Universally-Adopted Law for Determining Child Custody Jurisdiction Between the States is Not Good Enough. Legislatures Look at Commissioners' Official Rewrite.


Article by Richard Crouch, Attorney at Law, Crouch & Crouch, Arlington, Virginia; (703) 528-6700;
Copyright Richard Crouch 1999. Originally Published in Family Law News, a Virginia
State Bar Publication

Table of Contents of UCCJA Article

Introduction

The Uniform Child Custody Jurisdiction Act, adopted in all the states for many years now, is a pretty good statute. But it isn't a perfect statute, so long as human stupidity, bias or other favoritism are around to foul up its administration. So the American Bar Association-sponsored authors of the UCCJA, the National Conference of Commissioners on Uniform State Laws, have produced a revision. The Virginia General Assembly looked at this revision as Senate Bill 413 in the 1998 Session, but carried it over to the next year.

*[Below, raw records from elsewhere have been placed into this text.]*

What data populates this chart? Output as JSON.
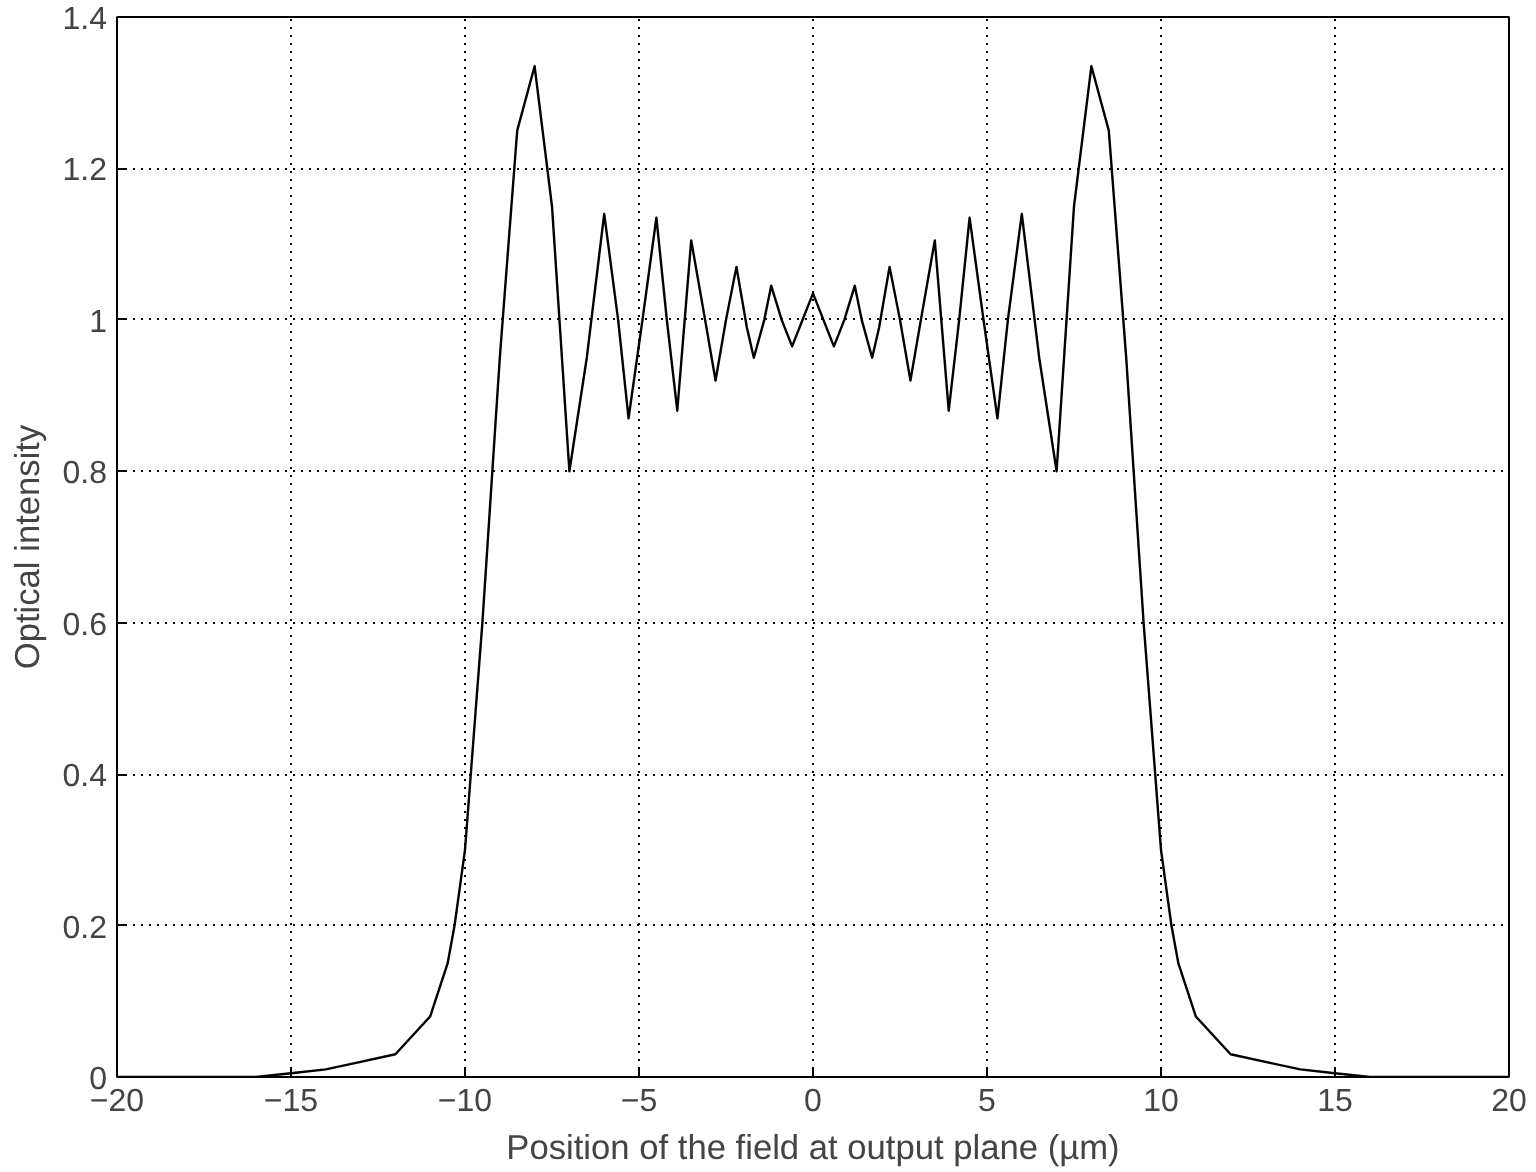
{
  "chart_data": {
    "type": "line",
    "xlabel": "Position of the field at output plane (µm)",
    "ylabel": "Optical intensity",
    "x": [
      -20,
      -16,
      -15,
      -14,
      -13,
      -12,
      -11,
      -10.5,
      -10.3,
      -10,
      -9.5,
      -9,
      -8.5,
      -8,
      -7.5,
      -7,
      -6.5,
      -6,
      -5.6,
      -5.3,
      -4.9,
      -4.5,
      -4.2,
      -3.9,
      -3.5,
      -3.1,
      -2.8,
      -2.5,
      -2.2,
      -1.9,
      -1.7,
      -1.4,
      -1.2,
      -0.9,
      -0.6,
      -0.3,
      0,
      0.3,
      0.6,
      0.9,
      1.2,
      1.4,
      1.7,
      1.9,
      2.2,
      2.5,
      2.8,
      3.1,
      3.5,
      3.9,
      4.2,
      4.5,
      4.9,
      5.3,
      5.6,
      6,
      6.5,
      7,
      7.5,
      8,
      8.5,
      9,
      9.5,
      10,
      10.3,
      10.5,
      11,
      12,
      13,
      14,
      15,
      16,
      20
    ],
    "series": [
      {
        "color": "#000000",
        "values": [
          0,
          0,
          0.005,
          0.01,
          0.02,
          0.03,
          0.08,
          0.15,
          0.2,
          0.3,
          0.6,
          0.95,
          1.25,
          1.335,
          1.15,
          0.8,
          0.95,
          1.14,
          1.0,
          0.87,
          1.0,
          1.135,
          1.0,
          0.88,
          1.105,
          1.0,
          0.92,
          1.0,
          1.07,
          0.99,
          0.95,
          1.0,
          1.045,
          1.0,
          0.965,
          1.0,
          1.035,
          1.0,
          0.965,
          1.0,
          1.045,
          1.0,
          0.95,
          0.99,
          1.07,
          1.0,
          0.92,
          1.0,
          1.105,
          0.88,
          1.0,
          1.135,
          1.0,
          0.87,
          1.0,
          1.14,
          0.95,
          0.8,
          1.15,
          1.335,
          1.25,
          0.95,
          0.6,
          0.3,
          0.2,
          0.15,
          0.08,
          0.03,
          0.02,
          0.01,
          0.005,
          0,
          0
        ]
      }
    ],
    "xlim": [
      -20,
      20
    ],
    "xticks": [
      -20,
      -15,
      -10,
      -5,
      0,
      5,
      10,
      15,
      20
    ],
    "ylim": [
      0,
      1.4
    ],
    "yticks": [
      0,
      0.2,
      0.4,
      0.6,
      0.8,
      1,
      1.2,
      1.4
    ],
    "grid": true,
    "line_style": "solid",
    "marker": "none"
  }
}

The new uniform statute is the Uniform Child Custody Jurisdiction and Enforcement Act, or UCCJEA. It has already been adopted by Oklahoma and Alaska and is bound to prove popular nationwide. For a while there will be the statutory crazy quilt that we had to deal with when there was URESA and RURESA in the support area, but universal adoption within a few years is not unlikely. Because it's almost certain that the states won't adopt the Uniform Act uniformly, but will adapt and tailor its less acceptable provisions, we will perhaps have something of a patchwork anyway. The UCCJEA differs from the older statute in several important respects, which are covered below. The origin of the new law deserves a short explanation too. The proposed Act also revises our adoption laws extensively, but this article does not cover those revisions.

WHY THIS REFORM?

Over the years there have been some spectacularly awful decisions in some states under the UCCJA, particularly in the "emergency jurisdiction" area (for a local discussion of UCCJA emergency jurisdiction see D'Agnese v. D'Agnese, 22 Va App 147, 468 SE2d 140 (1998)). There are several weird fallacies of UCCJA interpretation stalking the jurisprudential woods out there, some ambiguities, and some bewildering phrasings that seemed to be translated directly from Old Prussian needed setting straight.

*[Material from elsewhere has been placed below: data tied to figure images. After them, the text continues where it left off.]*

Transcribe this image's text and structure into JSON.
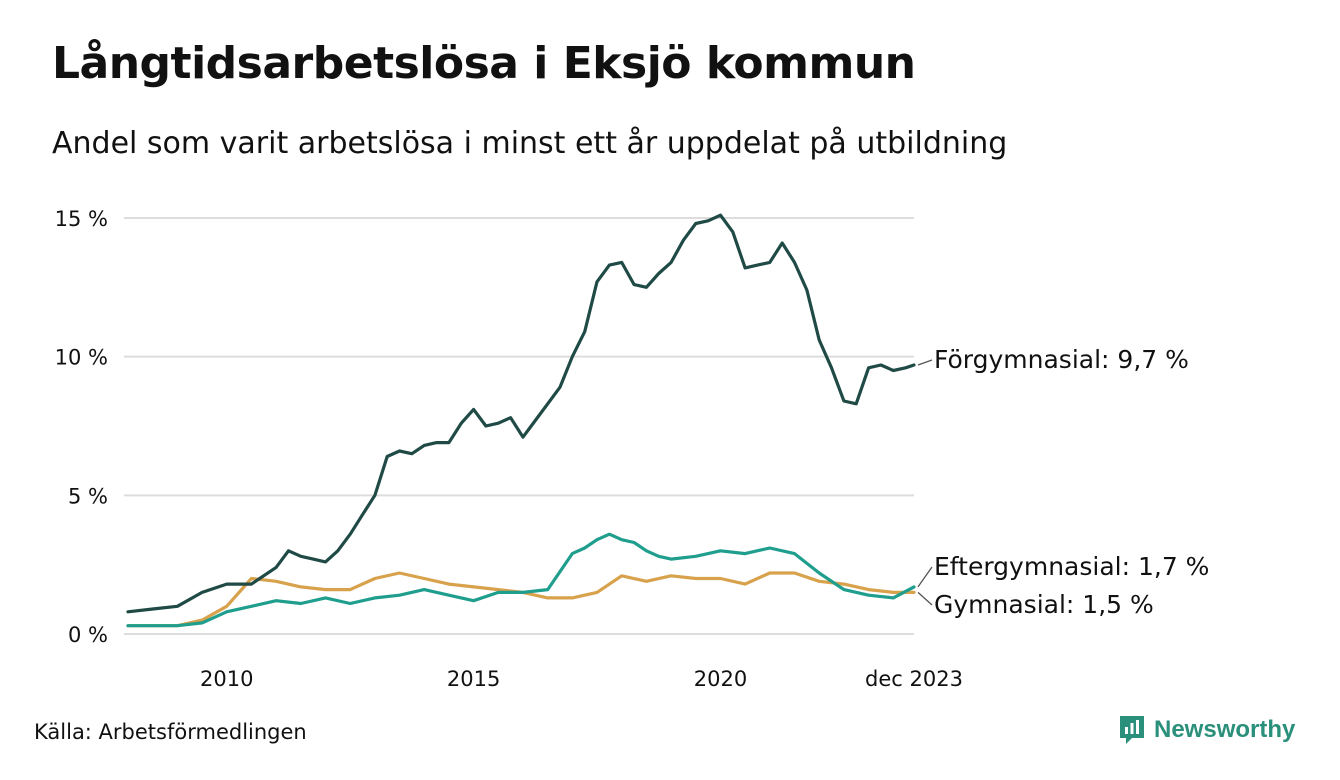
{
  "title": "Långtidsarbetslösa i Eksjö kommun",
  "subtitle": "Andel som varit arbetslösa i minst ett år uppdelat på utbildning",
  "source": "Källa: Arbetsförmedlingen",
  "brand": {
    "name": "Newsworthy",
    "icon": "newsworthy-logo-icon"
  },
  "colors": {
    "forgymnasial": "#1f4a45",
    "eftergymnasial": "#1f9e8e",
    "gymnasial": "#d8a24c",
    "grid": "#dddddd"
  },
  "chart_data": {
    "type": "line",
    "title": "Långtidsarbetslösa i Eksjö kommun",
    "subtitle": "Andel som varit arbetslösa i minst ett år uppdelat på utbildning",
    "xlabel": "",
    "ylabel": "",
    "xlim": [
      2008.0,
      2023.92
    ],
    "ylim": [
      0,
      15
    ],
    "grid": true,
    "legend": "end-of-line labels",
    "xticks": [
      {
        "value": 2010,
        "label": "2010"
      },
      {
        "value": 2015,
        "label": "2015"
      },
      {
        "value": 2020,
        "label": "2020"
      },
      {
        "value": 2023.92,
        "label": "dec 2023"
      }
    ],
    "yticks": [
      {
        "value": 0,
        "label": "0 %"
      },
      {
        "value": 5,
        "label": "5 %"
      },
      {
        "value": 10,
        "label": "10 %"
      },
      {
        "value": 15,
        "label": "15 %"
      }
    ],
    "series": [
      {
        "name": "Förgymnasial",
        "end_label": "Förgymnasial: 9,7 %",
        "color": "#1f4a45",
        "x": [
          2008.0,
          2008.5,
          2009.0,
          2009.5,
          2010.0,
          2010.5,
          2011.0,
          2011.25,
          2011.5,
          2011.75,
          2012.0,
          2012.25,
          2012.5,
          2012.75,
          2013.0,
          2013.25,
          2013.5,
          2013.75,
          2014.0,
          2014.25,
          2014.5,
          2014.75,
          2015.0,
          2015.25,
          2015.5,
          2015.75,
          2016.0,
          2016.25,
          2016.5,
          2016.75,
          2017.0,
          2017.25,
          2017.5,
          2017.75,
          2018.0,
          2018.25,
          2018.5,
          2018.75,
          2019.0,
          2019.25,
          2019.5,
          2019.75,
          2020.0,
          2020.25,
          2020.5,
          2020.75,
          2021.0,
          2021.25,
          2021.5,
          2021.75,
          2022.0,
          2022.25,
          2022.5,
          2022.75,
          2023.0,
          2023.25,
          2023.5,
          2023.75,
          2023.92
        ],
        "values": [
          0.8,
          0.9,
          1.0,
          1.5,
          1.8,
          1.8,
          2.4,
          3.0,
          2.8,
          2.7,
          2.6,
          3.0,
          3.6,
          4.3,
          5.0,
          6.4,
          6.6,
          6.5,
          6.8,
          6.9,
          6.9,
          7.6,
          8.1,
          7.5,
          7.6,
          7.8,
          7.1,
          7.7,
          8.3,
          8.9,
          10.0,
          10.9,
          12.7,
          13.3,
          13.4,
          12.6,
          12.5,
          13.0,
          13.4,
          14.2,
          14.8,
          14.9,
          15.1,
          14.5,
          13.2,
          13.3,
          13.4,
          14.1,
          13.4,
          12.4,
          10.6,
          9.6,
          8.4,
          8.3,
          9.6,
          9.7,
          9.5,
          9.6,
          9.7
        ]
      },
      {
        "name": "Eftergymnasial",
        "end_label": "Eftergymnasial: 1,7 %",
        "color": "#1f9e8e",
        "x": [
          2008.0,
          2008.5,
          2009.0,
          2009.5,
          2010.0,
          2010.5,
          2011.0,
          2011.5,
          2012.0,
          2012.5,
          2013.0,
          2013.5,
          2014.0,
          2014.5,
          2015.0,
          2015.5,
          2016.0,
          2016.5,
          2017.0,
          2017.25,
          2017.5,
          2017.75,
          2018.0,
          2018.25,
          2018.5,
          2018.75,
          2019.0,
          2019.5,
          2020.0,
          2020.5,
          2021.0,
          2021.5,
          2022.0,
          2022.5,
          2023.0,
          2023.5,
          2023.92
        ],
        "values": [
          0.3,
          0.3,
          0.3,
          0.4,
          0.8,
          1.0,
          1.2,
          1.1,
          1.3,
          1.1,
          1.3,
          1.4,
          1.6,
          1.4,
          1.2,
          1.5,
          1.5,
          1.6,
          2.9,
          3.1,
          3.4,
          3.6,
          3.4,
          3.3,
          3.0,
          2.8,
          2.7,
          2.8,
          3.0,
          2.9,
          3.1,
          2.9,
          2.2,
          1.6,
          1.4,
          1.3,
          1.7
        ]
      },
      {
        "name": "Gymnasial",
        "end_label": "Gymnasial: 1,5 %",
        "color": "#d8a24c",
        "x": [
          2008.0,
          2008.5,
          2009.0,
          2009.5,
          2010.0,
          2010.5,
          2011.0,
          2011.5,
          2012.0,
          2012.5,
          2013.0,
          2013.5,
          2014.0,
          2014.5,
          2015.0,
          2015.5,
          2016.0,
          2016.5,
          2017.0,
          2017.5,
          2018.0,
          2018.5,
          2019.0,
          2019.5,
          2020.0,
          2020.5,
          2021.0,
          2021.5,
          2022.0,
          2022.5,
          2023.0,
          2023.5,
          2023.92
        ],
        "values": [
          0.3,
          0.3,
          0.3,
          0.5,
          1.0,
          2.0,
          1.9,
          1.7,
          1.6,
          1.6,
          2.0,
          2.2,
          2.0,
          1.8,
          1.7,
          1.6,
          1.5,
          1.3,
          1.3,
          1.5,
          2.1,
          1.9,
          2.1,
          2.0,
          2.0,
          1.8,
          2.2,
          2.2,
          1.9,
          1.8,
          1.6,
          1.5,
          1.5
        ]
      }
    ]
  }
}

But the comfortable situation of having the same uniform law in all 50 states, the District and the Territories, made the revision agencies hesitate. What happened instead was that the situation with enforcement of visitation rights nationwide is so disgraceful that the clamor for somebody to do something grew loud. The Commissioners thought maybe they could do at least something by passing a uniform visitation enforcement law. A revision committee, including almost no family lawyers, was appointed to draft this statute and this committee took the bit in its teeth and bolted, deciding that what it would rather do is rewrite the UCCJA. It worked for a couple of years producing a radical and highly politicized revision that seemed to have as its main purpose to make child snatching easier for a certain preferred class of persons. Somehow, though, when the full Conference of Commissioners (NCCUSL) took up the draft and started working on it in 1997, it turned out that this radical draft - at least in its entirety - is not the one that emerged.

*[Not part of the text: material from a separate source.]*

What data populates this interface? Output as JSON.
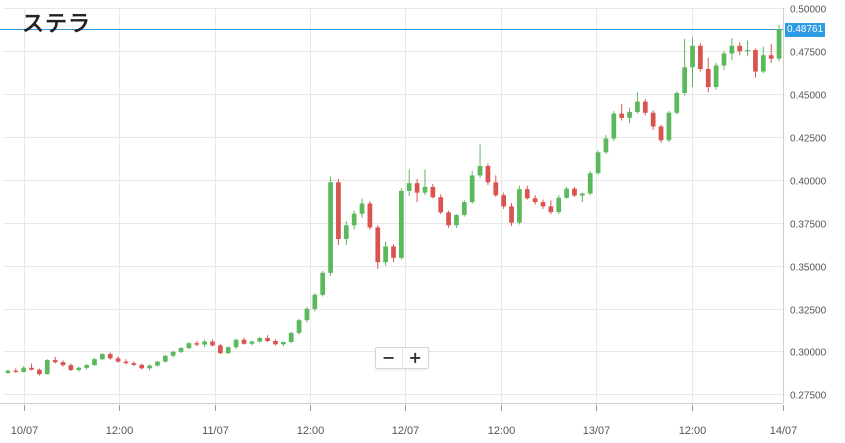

In our General Assembly the final NCCUSL draft has been tinkered with some to add Virginia Code Sections and terminology, and one very dubious change that the Commissioners had bracketed as optional has been included.

THE UCCJEA, Generally

The revised Act does seek to solve a number of problems that have persisted in the administration of the universally adopted Uniform Child Custody Jurisdiction Act (UCCJA). It also incorporates a lot of the case law that now provides sound interpretation of that Act and guidance in its use. To a certain extent, the new draft conforms the Uniform Act to the principles of the federal Act, the PKPA -- or was supposed to. At least it was loudly trumpeted as such. (Unfortunately the actual wording does something quite different.)

Improving continuing jurisdiction, curbing emergency jurisdiction, providing express home-state priority and adding some enforcement mechanisms are the big changes. The following discussion will explain the biggest changes first, and then go through the sections of the new statute in order, offering a few comments where appropriate.